Potato Cheese Fritters with Burnt Tomato Chutney
Ingredients
- Cherry tomatoes
- Oil
- 1 finely chopped onion
- 2 garlic cloves
- Salt, pepper, mixed herbs
- Juice of 1/2 lime
- 1 tablespoon sugar
- Chili flakes
- 2 large potatoes
- Cheese cubes
- Corn flour slurry: 1 tablespoon corn flour mixed with 1/2 cup water
- Panko bread crumbs
Garnish
- Parsley or coriander
Preparation
Burnt tomato chutney
Burn the skin of 4-5 tomatoes over high flame.
Remove the skin and finely chop the tomatoes.
Heat a pan with a little oil.
Add finely chopped garlic.
Add finely chopped onion and cook until soft.
Add salt.
Add the chopped tomatoes and cook for 5 minutes until tomato water evaporates.
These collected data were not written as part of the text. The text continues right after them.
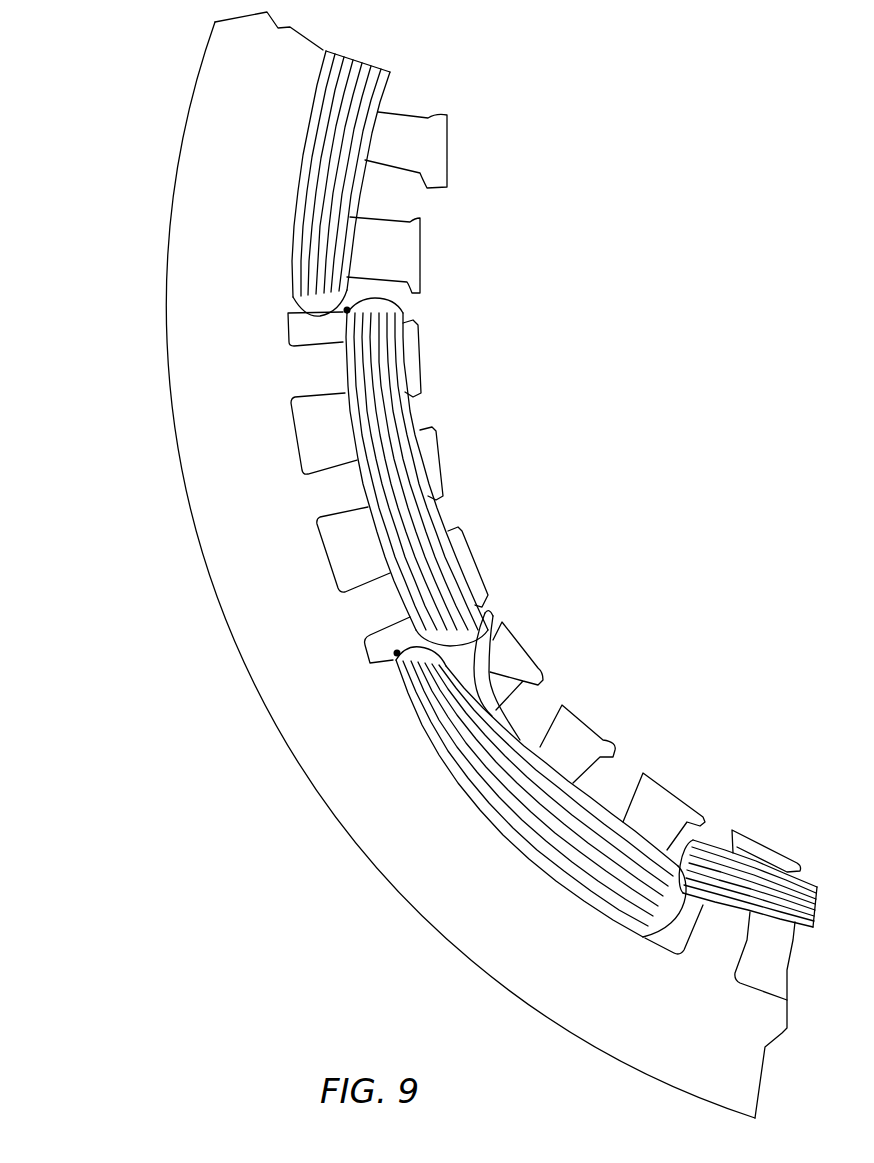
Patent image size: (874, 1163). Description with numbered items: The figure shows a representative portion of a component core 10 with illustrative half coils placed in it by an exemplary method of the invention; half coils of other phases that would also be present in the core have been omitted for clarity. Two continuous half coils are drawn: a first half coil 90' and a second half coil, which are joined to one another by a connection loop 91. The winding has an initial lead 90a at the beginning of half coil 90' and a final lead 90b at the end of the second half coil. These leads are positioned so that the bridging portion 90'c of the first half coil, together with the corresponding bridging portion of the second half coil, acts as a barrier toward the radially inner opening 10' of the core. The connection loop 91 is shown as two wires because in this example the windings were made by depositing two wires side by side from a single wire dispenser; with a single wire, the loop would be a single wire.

The component core 10 is at (458, 565).
The radially inner opening 10' is at (516, 570).
The initial lead 90a is at (347, 310).
The half coil 90' is at (426, 472).
The bridging portion 90'c is at (429, 471).
The connection loop 91 is at (540, 670).
The final lead 90b is at (397, 653).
Add juice of 1/2 lime, 1 tablespoon sugar, and chili flakes.
Cool the chutney down.
Potato cheese fritters
Steam 2 large potatoes, peel and mash them.
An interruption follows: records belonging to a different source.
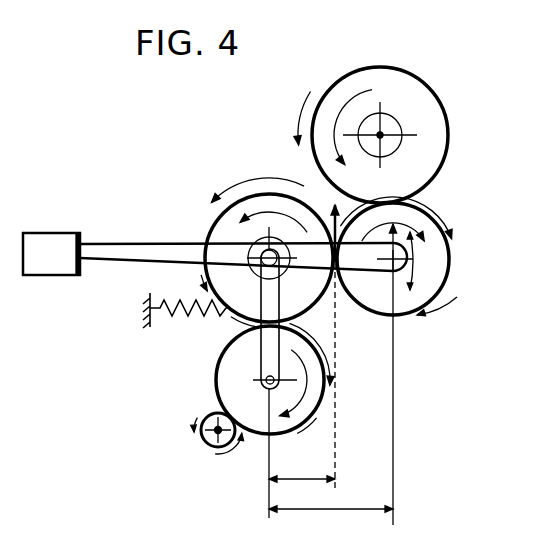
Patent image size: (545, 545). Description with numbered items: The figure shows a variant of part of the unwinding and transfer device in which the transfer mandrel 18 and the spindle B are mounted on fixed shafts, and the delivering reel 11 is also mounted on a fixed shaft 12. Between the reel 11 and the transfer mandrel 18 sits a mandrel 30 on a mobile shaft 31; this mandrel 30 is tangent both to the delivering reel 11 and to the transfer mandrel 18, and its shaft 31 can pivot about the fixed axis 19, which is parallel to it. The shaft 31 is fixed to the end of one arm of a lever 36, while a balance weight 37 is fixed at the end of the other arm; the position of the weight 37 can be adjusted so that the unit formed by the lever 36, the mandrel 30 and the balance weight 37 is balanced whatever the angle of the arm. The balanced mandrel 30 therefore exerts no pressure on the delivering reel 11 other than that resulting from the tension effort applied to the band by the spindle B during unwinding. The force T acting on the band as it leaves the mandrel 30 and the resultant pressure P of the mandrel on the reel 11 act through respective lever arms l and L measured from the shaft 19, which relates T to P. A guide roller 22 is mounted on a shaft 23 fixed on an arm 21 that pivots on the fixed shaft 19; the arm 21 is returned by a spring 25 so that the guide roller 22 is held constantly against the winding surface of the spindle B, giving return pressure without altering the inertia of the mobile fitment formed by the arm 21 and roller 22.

The delivering reel 11 is at (432, 122).
The shaft 12 is at (382, 133).
The transfer mandrel 18 is at (212, 238).
The fixed axis 19 is at (282, 268).
The arm 21 is at (257, 343).
The guide roller 22 is at (235, 380).
The shaft 23 is at (258, 390).
The spring 25 is at (165, 322).
The mandrel 30 is at (440, 255).
The shaft 31 is at (396, 300).
The lever 36 is at (153, 253).
The balance weight 37 is at (42, 263).
The spindle B is at (206, 441).
The force T is at (340, 222).
The resultant pressure P is at (407, 212).
The lever arm l is at (302, 468).
The lever arm L is at (331, 498).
Add salt, pepper, and mixed herbs to the mashed potatoes.
Take a portion of the mixture in your palms and flatten it slightly.
Place a cheese cube in the center and cover it, ensuring there are no cracks.
Shape the fritters using a triangle cookie cutter if desired.
Refrigerate the fritters for an hour to firm them up.
Dip the fritters into a thin corn flour slurry, then into panko bread crumbs.
Deep fry the fritters until golden brown.
Serving
Make small beds of burnt tomato chutney using a round cookie cutter.
Place the potato cheese fritters on top of the chutney beds.
Garnish with a little tomato chutney and parsley or coriander.